The code is provided, but you’ll need to compile and upload it yourself. Finally, there’s a little assembly to do, and everything should be good to go.
We really like the look of the lamp. The low-poly stand looks great and catches the lights. At first, we were a little unsure about using a breadboard for the Arduino. It’s not the most secure attachment, and there is the potential for a wire to fall out. However, it is very flexible and gives you the opportunity to upgrade things easily as your skills improve. We can definitely imagine upgrading our lamp with an ESP32 or other WiFi-enabled controller and use it to display some data.
Once we had our lamp up and running, we moved on to the disco helmet. In many ways, this is a similar kit – there’s an Arduino Nano controlling some NeoPixels that are mounted on a 3D-printed body. Perhaps the biggest difference is that the 3D printing is a much bigger job: it took us around 60 hours. Note that if you follow the instructions, some prints take a long time (20+ hours), so you need to run your printer overnight. If yours is too noisy to do this, you’ll need to either print at a larger layer height (the above timings are for the suggested 0.15 layers) or print it in smaller sections and glue them together. Since the helmet is already printed in sections and glued together, this isn’t too much of a problem.
The soldering on this project is slightly more fiddly than on the lamp because you need to connect sections of LED strip together at 180-degree angles. This isn’t too hard, though complete beginners might struggle a little.
Following this, there’s a little modification to components as legs have to be trimmed to make everything fit in the small space, and a bit of hot glue to keep everything in place and you’ve got one of the coolest party pieces around.
There’s no denying that both of these projects are involved builds. The skill levels, listed as ‘Easy’ and ‘Moderate’, are relative terms. The mood lamp could, perhaps, be completed by someone with no experience, but they’d probably have a difficult time purely because there are a lot of new skills for them to work with – slicing the model for their 3D printer, soldering, and getting set up with the Arduino IDE. That’s a lot of new things in one project – none of them are particularly challenging on their own, but together there’s a lot of potential for frustration. However, if you’ve already got some experience in one or more of these areas (as you most likely have if you’re reading this), then it shouldn’t present too many problems.
As well as the parts you buy, you’ll need access to quite a bit of kit – not least a 3D printer and soldering setup.
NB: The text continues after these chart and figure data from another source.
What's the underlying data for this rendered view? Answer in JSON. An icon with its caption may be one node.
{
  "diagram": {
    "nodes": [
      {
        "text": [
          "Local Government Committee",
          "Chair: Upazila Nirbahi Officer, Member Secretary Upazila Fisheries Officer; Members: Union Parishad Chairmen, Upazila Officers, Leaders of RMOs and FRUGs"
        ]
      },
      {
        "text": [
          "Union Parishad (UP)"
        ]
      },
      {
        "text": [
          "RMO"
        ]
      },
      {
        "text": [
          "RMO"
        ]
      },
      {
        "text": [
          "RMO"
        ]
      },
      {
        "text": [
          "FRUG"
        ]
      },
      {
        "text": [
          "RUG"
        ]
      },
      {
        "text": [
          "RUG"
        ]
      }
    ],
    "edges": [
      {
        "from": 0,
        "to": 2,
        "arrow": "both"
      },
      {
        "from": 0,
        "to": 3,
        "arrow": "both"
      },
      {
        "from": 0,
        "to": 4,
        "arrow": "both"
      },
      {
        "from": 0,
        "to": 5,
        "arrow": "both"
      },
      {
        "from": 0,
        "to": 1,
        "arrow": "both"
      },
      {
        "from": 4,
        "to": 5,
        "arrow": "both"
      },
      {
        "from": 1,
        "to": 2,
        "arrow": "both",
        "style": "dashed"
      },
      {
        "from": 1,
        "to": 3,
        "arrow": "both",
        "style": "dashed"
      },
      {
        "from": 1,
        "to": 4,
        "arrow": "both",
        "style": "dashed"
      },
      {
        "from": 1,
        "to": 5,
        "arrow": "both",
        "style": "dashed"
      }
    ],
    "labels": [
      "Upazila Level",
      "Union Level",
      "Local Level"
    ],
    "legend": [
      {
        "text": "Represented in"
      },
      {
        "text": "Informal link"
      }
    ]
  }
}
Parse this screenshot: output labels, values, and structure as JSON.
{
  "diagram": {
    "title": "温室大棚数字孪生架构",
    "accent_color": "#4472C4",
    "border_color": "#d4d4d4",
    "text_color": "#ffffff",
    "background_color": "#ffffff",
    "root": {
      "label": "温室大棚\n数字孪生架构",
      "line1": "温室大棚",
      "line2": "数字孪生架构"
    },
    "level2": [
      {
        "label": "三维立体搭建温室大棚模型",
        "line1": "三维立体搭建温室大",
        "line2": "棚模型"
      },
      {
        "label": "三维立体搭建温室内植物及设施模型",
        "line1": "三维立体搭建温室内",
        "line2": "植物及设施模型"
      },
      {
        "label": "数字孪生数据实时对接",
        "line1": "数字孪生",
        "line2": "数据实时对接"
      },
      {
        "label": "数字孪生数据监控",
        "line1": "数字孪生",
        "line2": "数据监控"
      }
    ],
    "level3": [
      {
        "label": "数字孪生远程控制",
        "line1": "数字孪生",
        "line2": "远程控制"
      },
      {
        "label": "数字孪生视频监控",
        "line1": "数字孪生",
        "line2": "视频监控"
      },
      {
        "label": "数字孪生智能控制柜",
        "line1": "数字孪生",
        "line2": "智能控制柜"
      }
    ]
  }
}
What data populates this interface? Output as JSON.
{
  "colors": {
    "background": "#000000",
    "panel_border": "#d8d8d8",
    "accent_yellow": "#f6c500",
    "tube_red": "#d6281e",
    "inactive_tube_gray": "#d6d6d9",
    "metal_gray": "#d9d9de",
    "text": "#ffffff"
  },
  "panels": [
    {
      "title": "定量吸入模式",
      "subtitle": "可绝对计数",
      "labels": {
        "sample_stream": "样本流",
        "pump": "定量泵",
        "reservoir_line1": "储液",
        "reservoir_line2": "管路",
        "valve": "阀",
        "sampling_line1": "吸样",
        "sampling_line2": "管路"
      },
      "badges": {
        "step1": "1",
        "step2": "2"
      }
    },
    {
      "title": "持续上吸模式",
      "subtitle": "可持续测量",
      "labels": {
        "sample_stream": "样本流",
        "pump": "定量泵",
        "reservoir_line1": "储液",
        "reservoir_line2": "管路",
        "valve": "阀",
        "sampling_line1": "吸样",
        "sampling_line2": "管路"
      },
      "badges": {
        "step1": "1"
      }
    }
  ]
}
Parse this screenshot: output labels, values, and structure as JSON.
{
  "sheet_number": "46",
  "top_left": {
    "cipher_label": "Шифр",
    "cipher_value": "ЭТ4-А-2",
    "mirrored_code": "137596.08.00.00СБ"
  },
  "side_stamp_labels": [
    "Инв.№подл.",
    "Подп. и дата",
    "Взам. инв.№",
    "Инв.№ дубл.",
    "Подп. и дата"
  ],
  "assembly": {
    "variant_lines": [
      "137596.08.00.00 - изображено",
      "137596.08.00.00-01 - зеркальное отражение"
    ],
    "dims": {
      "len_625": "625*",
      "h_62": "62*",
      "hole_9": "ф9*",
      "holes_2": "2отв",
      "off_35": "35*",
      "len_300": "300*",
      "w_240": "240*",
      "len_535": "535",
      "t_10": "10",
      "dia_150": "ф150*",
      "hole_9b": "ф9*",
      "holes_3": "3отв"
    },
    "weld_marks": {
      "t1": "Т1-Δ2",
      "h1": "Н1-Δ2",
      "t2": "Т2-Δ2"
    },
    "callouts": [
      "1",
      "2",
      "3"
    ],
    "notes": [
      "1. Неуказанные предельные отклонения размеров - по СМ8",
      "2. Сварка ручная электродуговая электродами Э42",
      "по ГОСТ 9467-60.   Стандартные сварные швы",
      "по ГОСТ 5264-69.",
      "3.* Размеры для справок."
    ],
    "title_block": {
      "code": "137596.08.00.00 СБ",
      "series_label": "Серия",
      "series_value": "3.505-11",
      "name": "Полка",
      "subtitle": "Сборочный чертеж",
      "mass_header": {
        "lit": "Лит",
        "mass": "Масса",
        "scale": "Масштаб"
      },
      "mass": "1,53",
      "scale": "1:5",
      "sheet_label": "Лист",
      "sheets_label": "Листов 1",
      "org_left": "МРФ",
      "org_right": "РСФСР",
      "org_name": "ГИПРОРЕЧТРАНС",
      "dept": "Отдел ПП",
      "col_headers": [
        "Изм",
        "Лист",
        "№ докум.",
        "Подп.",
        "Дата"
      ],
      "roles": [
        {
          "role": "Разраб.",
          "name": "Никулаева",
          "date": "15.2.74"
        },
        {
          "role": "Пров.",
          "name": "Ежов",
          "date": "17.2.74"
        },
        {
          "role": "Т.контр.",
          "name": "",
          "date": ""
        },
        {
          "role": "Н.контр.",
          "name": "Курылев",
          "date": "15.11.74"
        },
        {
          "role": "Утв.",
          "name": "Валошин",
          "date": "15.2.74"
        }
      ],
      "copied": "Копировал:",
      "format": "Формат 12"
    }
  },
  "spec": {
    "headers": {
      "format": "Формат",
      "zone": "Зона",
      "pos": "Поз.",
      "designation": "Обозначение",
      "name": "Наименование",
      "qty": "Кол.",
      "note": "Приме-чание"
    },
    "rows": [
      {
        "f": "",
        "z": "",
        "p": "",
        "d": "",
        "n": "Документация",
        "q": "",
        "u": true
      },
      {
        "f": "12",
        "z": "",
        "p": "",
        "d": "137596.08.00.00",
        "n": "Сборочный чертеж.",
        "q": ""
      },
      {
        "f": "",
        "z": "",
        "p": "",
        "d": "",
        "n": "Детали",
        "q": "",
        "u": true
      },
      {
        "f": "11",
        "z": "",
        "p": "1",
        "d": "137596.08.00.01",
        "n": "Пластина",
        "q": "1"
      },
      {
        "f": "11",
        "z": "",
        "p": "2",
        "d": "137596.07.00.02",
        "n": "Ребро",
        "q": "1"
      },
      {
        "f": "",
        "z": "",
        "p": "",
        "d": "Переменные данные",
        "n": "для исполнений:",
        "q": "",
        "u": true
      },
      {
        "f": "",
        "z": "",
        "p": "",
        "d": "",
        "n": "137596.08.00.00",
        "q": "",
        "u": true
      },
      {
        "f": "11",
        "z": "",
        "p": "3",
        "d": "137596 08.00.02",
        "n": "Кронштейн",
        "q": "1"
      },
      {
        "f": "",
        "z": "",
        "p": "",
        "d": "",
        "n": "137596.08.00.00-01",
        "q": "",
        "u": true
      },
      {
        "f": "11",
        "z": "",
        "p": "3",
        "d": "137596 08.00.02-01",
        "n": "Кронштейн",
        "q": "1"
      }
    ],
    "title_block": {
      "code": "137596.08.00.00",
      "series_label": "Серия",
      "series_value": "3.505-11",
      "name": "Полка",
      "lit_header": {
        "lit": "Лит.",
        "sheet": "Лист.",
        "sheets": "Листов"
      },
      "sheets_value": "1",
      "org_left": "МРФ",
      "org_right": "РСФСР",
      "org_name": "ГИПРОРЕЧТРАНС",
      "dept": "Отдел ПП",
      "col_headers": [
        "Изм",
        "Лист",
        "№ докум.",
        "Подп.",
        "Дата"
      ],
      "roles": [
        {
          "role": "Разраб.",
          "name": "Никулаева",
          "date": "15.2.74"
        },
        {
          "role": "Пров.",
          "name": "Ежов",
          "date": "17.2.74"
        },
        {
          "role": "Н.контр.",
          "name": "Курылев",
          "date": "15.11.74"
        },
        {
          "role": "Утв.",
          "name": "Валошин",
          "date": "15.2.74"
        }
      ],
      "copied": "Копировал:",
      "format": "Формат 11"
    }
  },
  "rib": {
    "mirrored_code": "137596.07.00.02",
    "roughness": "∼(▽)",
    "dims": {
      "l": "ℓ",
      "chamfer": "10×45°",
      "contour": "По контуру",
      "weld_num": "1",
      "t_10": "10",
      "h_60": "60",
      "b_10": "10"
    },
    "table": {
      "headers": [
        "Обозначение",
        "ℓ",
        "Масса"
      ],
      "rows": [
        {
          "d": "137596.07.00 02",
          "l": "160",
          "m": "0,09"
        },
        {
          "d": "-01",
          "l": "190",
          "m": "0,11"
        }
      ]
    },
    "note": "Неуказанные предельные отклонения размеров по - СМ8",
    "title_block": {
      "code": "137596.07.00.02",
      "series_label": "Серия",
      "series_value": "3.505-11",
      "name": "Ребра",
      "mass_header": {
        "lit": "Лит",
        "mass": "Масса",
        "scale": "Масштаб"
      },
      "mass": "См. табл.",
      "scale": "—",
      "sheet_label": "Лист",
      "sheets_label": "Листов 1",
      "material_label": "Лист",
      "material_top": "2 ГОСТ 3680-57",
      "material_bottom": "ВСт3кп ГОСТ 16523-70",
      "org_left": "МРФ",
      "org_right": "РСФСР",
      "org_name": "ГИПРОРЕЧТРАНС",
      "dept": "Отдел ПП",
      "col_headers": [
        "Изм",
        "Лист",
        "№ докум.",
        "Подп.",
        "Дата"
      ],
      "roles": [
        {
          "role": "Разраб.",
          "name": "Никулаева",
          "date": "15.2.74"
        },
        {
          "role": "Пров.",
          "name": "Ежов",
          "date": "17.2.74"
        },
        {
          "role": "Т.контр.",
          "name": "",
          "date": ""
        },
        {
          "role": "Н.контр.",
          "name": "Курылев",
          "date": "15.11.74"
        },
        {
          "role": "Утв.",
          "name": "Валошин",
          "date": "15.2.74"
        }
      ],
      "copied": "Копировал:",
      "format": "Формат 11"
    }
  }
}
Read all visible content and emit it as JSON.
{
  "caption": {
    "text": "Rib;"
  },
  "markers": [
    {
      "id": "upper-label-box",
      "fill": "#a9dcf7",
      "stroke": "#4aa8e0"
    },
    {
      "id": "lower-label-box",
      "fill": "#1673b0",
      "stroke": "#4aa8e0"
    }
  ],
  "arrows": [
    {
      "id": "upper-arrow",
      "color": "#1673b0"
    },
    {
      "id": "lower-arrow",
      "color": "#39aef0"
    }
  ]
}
However, the flip side of this is that the end results are complete products. Many electronics kits leave you with bare circuits that often get left in a drawer after they’ve been built. The final results of both of these projects are genuinely good-looking pieces that you can be proud to display and use in your day-to-day life. What’s more, there’s scope to go beyond the basics and learn a bit more about the underlying technologies. Both of these provide an interesting backdrop for experimenting with NeoPixels and Arduino boards. Whether that’s adding a control board with WiFi connectivity to control the patterns from your phone, or adding some capacitive touchpads to switch patterns with your fingers.
We’ve had great fun with these kits. They’re fun to build, and the final results are great for both impressing your friends and facilitating further learning.
If you’ve got a 3D printer and soldering iron, these kits are fun to make and they’re visually impressive.